Speaking to reporters aboard Air Force One, Trump criticised Japan's reluctance to accept imports of US rice, as well as the imbalance in auto trade between the two countries.
"I'm not sure we're going to make a deal," Trump said. "I doubt it with Japan, they're very tough."
While Trump imposed a sweeping 10% tariff on imports from most trading partners in April, he unveiled – then paused – higher rates on dozens of economies to allow room for negotiations.
This pause expires July 9, meaning the elevated rates are due to kick in next week if countries fail to reach agreements with Washington to avert them.
To date, only two pacts have been announced. One was a broad framework with Britain and the other a deal to temporarily lower steep tit-for-tat duties with China.

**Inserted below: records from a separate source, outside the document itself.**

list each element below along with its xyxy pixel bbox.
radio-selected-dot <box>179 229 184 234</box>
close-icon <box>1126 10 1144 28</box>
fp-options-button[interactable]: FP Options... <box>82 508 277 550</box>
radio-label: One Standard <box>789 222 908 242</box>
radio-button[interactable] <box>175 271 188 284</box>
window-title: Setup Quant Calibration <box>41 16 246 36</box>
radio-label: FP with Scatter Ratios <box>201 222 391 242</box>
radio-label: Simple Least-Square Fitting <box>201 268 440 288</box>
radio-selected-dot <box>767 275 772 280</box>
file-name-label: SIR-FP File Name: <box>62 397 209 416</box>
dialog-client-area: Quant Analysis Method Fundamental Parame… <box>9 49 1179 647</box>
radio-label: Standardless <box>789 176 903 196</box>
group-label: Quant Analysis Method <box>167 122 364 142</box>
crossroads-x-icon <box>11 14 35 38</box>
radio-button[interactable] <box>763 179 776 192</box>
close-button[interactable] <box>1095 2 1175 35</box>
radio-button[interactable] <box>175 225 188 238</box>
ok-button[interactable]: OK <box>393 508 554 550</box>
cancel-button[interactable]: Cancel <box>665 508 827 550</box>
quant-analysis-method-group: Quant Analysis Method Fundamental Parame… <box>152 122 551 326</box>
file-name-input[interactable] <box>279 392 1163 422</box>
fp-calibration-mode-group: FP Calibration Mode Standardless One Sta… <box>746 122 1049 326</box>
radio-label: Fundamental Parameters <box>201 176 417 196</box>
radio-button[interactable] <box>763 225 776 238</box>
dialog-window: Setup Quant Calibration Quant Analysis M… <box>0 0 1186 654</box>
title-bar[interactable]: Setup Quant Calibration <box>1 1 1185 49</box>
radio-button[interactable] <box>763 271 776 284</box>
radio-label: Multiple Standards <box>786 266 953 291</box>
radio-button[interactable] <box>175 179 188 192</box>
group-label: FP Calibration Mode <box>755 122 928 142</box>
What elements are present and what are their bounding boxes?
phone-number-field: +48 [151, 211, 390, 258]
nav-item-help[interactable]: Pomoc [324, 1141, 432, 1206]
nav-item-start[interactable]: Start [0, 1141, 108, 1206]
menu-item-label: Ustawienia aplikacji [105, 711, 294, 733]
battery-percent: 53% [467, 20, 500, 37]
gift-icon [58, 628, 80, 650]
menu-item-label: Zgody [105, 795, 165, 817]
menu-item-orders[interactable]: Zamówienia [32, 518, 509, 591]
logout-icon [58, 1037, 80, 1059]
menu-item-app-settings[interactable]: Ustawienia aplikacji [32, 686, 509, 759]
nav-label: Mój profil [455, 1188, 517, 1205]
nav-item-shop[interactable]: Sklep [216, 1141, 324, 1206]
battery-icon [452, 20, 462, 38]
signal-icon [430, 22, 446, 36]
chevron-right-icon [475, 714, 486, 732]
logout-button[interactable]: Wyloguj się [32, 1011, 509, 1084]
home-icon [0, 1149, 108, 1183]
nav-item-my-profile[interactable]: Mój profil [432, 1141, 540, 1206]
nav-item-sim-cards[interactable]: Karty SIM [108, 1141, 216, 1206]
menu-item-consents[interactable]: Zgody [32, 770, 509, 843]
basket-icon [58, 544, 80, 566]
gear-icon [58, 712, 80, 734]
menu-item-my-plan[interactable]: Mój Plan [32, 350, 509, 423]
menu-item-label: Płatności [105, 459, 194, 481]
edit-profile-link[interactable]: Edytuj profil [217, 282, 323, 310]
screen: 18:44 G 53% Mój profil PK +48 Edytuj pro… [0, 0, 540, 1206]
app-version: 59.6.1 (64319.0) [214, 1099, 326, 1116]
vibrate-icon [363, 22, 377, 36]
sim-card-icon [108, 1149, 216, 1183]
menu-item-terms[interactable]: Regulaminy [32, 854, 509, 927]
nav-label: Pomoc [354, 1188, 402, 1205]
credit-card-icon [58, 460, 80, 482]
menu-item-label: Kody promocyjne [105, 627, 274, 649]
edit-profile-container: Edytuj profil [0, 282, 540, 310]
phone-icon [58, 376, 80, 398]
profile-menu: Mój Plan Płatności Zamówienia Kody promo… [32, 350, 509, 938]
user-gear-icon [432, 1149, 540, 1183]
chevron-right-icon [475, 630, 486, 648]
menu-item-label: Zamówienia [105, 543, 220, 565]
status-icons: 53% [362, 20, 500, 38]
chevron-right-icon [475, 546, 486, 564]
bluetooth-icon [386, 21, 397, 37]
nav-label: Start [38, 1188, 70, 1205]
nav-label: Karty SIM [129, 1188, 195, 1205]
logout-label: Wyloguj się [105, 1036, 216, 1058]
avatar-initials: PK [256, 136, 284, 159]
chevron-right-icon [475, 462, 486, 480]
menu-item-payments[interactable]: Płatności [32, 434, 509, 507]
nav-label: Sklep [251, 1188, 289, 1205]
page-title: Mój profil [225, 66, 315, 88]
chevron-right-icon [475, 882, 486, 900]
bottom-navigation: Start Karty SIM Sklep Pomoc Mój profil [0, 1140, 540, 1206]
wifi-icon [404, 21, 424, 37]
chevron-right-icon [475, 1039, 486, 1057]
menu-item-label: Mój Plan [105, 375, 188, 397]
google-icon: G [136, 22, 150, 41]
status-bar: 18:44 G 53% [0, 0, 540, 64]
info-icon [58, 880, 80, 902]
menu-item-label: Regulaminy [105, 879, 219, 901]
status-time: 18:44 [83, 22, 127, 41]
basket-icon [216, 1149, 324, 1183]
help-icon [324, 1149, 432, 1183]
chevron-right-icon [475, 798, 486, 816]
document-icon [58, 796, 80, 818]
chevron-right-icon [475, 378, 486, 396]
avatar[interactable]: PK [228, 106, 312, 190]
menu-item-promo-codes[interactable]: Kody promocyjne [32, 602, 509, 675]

In the US on Tuesday, Wall Street ended mixed, with the Dow Jones Industrial Average rising 0.9%, the S&P 500 fading 0.1% and the Nasdaq Composite slipping 0.8%.
The yield on the US 10-year Treasury was quoted at 4.27%, widening from 4.26%. The yield on the US 30-year Treasury was quoted at 4.80%, widening from 4.79%.
Brent oil was quoted higher at USD67.02 a barrel early in London on Wednesday from USD66.97 late Tuesday.
Gold was quoted up at USD3,328.74 an ounce against USD3,286.04.
Still to come on Wednesday's economic calendar, eurozone unemployment figures and ADP private payrolls figures in the US.